By: Richard McSwain and Sean McNelis
McNelis + Associates, PLLC
An increasingly common provision finding its way into construction contracts is one that seeks to limit the time in which a party is given to assert a claim for additional compensation or a time extension. These provisions typically require the contractor or subcontractor to give written notice of any claim for additional compensation or time within a very short time period or the claim is deemed to be waived. Because Texas law strongly favors the parties’ right to contract freely, such provisions are generally enforced unless otherwise prohibited by law as being against public policy.
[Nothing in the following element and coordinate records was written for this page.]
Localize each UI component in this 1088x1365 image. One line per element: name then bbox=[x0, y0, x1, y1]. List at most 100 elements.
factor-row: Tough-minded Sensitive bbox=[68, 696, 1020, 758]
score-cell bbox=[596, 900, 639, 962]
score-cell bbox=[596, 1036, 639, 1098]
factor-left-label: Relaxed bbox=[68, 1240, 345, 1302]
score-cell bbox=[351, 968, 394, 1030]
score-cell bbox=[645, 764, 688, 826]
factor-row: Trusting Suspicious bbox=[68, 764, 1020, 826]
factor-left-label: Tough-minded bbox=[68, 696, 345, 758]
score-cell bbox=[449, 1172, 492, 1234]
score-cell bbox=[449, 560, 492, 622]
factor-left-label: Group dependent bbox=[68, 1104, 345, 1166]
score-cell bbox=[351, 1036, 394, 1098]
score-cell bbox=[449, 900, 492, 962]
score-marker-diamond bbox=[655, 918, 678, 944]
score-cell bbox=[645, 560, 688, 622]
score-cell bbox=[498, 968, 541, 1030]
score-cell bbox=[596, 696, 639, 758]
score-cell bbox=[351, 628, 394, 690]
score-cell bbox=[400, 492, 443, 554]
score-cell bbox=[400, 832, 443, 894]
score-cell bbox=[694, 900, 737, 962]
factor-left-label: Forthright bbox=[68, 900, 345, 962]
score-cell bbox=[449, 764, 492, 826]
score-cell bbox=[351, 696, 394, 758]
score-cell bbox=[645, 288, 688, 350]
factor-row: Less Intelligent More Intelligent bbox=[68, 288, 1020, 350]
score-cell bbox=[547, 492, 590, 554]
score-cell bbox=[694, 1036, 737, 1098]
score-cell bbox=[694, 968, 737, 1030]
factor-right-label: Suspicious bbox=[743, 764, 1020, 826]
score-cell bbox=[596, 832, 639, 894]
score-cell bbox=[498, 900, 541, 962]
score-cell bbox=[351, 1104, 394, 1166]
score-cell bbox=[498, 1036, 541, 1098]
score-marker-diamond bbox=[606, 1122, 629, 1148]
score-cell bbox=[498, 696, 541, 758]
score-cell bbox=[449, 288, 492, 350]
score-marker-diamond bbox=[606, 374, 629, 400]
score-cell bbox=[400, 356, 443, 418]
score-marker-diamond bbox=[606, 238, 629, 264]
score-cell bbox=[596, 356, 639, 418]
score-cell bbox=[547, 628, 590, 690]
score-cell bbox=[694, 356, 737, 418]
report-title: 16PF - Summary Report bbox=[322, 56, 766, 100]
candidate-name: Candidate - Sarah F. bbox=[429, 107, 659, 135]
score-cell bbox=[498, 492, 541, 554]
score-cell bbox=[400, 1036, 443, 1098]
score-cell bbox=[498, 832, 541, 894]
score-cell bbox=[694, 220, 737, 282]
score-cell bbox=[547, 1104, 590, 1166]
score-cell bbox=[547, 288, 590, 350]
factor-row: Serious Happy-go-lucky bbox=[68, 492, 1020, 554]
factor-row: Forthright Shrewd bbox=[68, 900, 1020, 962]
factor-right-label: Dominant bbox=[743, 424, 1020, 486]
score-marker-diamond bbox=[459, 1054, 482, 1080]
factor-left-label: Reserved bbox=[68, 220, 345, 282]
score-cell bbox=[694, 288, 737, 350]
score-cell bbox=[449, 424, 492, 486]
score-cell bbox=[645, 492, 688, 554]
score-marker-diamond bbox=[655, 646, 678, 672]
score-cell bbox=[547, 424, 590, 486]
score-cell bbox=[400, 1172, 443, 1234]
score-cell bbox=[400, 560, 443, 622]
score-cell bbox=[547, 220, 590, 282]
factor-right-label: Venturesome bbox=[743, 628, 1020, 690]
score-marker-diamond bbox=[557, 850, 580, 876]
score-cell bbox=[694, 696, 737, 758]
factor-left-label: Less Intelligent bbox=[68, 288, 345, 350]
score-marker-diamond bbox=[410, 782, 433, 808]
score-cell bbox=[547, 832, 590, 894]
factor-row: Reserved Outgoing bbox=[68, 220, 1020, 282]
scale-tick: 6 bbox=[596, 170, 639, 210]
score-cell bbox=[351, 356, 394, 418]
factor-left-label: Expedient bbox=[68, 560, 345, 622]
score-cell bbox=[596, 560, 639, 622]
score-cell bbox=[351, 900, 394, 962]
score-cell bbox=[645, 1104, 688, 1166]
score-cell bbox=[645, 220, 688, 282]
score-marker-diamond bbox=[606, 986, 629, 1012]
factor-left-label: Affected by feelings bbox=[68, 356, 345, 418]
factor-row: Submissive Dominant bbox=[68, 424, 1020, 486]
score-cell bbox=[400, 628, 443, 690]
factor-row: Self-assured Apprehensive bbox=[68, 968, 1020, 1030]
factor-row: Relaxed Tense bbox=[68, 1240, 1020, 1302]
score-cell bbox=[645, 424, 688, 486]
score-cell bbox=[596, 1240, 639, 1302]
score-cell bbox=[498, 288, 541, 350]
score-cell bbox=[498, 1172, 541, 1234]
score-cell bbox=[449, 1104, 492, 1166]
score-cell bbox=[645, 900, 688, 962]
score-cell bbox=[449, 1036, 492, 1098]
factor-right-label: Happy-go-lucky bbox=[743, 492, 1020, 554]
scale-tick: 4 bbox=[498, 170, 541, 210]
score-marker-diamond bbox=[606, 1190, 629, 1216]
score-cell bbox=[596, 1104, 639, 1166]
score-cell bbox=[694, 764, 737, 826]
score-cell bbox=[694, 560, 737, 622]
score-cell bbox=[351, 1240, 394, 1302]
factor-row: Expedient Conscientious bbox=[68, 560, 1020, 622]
Section 16.071 of the Texas Civil Practice and Remedies Code is one such law, having first been promulgated in 1891to afford Texas citizens and their businesses relief from the most onerous of limitations provisions. The statute provides that any limitations period on a “claim for damages” of less than ninety (90) days is void and, therefore, unenforceable. Until recently, however, no contractor had sought to challenge a shorter limitations period in a reported decision before a Texas Court of Appeals.
In a case of first impression, the El Paso Court of Appeals recently analyzed a limitations provision contained in a public contract to determine whether the provision was in violation of Section 16.071. The case involved a terminated contractor who had sued the public entity alleging the work had been delayed by the public entity and not the contractor. The public entity argued that the contractor’s claims for additional compensation and time were barred because the contractor had failed to give notice of those claims by the deadline set out in the parties’ contract.
Reiterating the strong preference in Texas for the parties’ right to freely contract, the El Paso Court of Appeals ruled that the limitation provision in the contract did not violate the statute because the language of the contract limited the time within which the contractor could give notice of a claim for “additional compensation and/or time” and did not limit the time in which the contractor had to give notice of a “claim for damages.” The Court noted in its ruling that the Texas Supreme Court had previously interpreted the phrase “notice of a claim for damages” to mean a notice of a cause of action. In holding that the language of the contract was not in violation of the statute, the El Paso Court of Appeals distinguished a claim for additional compensation or time as an “antecedent event” that may or may not lead to a claim for damages.
The solution for contractors and subcontractors seeking to preclude the potentially devastating impact of a short notice period is ensure the provision pertains only to notices of “a claim for damages” and not to a claim for additional compensation or time. Alternatively, a party could revise a contract’s limitation provision to specify that the contractor must give notice of a claim for additional compensation or time within the same period as provided for by Section 16.071 of the Texas Civil Practice and Remedies Code for the making of claims for damages.
As a prudent contractor, you are urged to consult with your attorney before entering into any contract containing language whose impact you do not fully understand.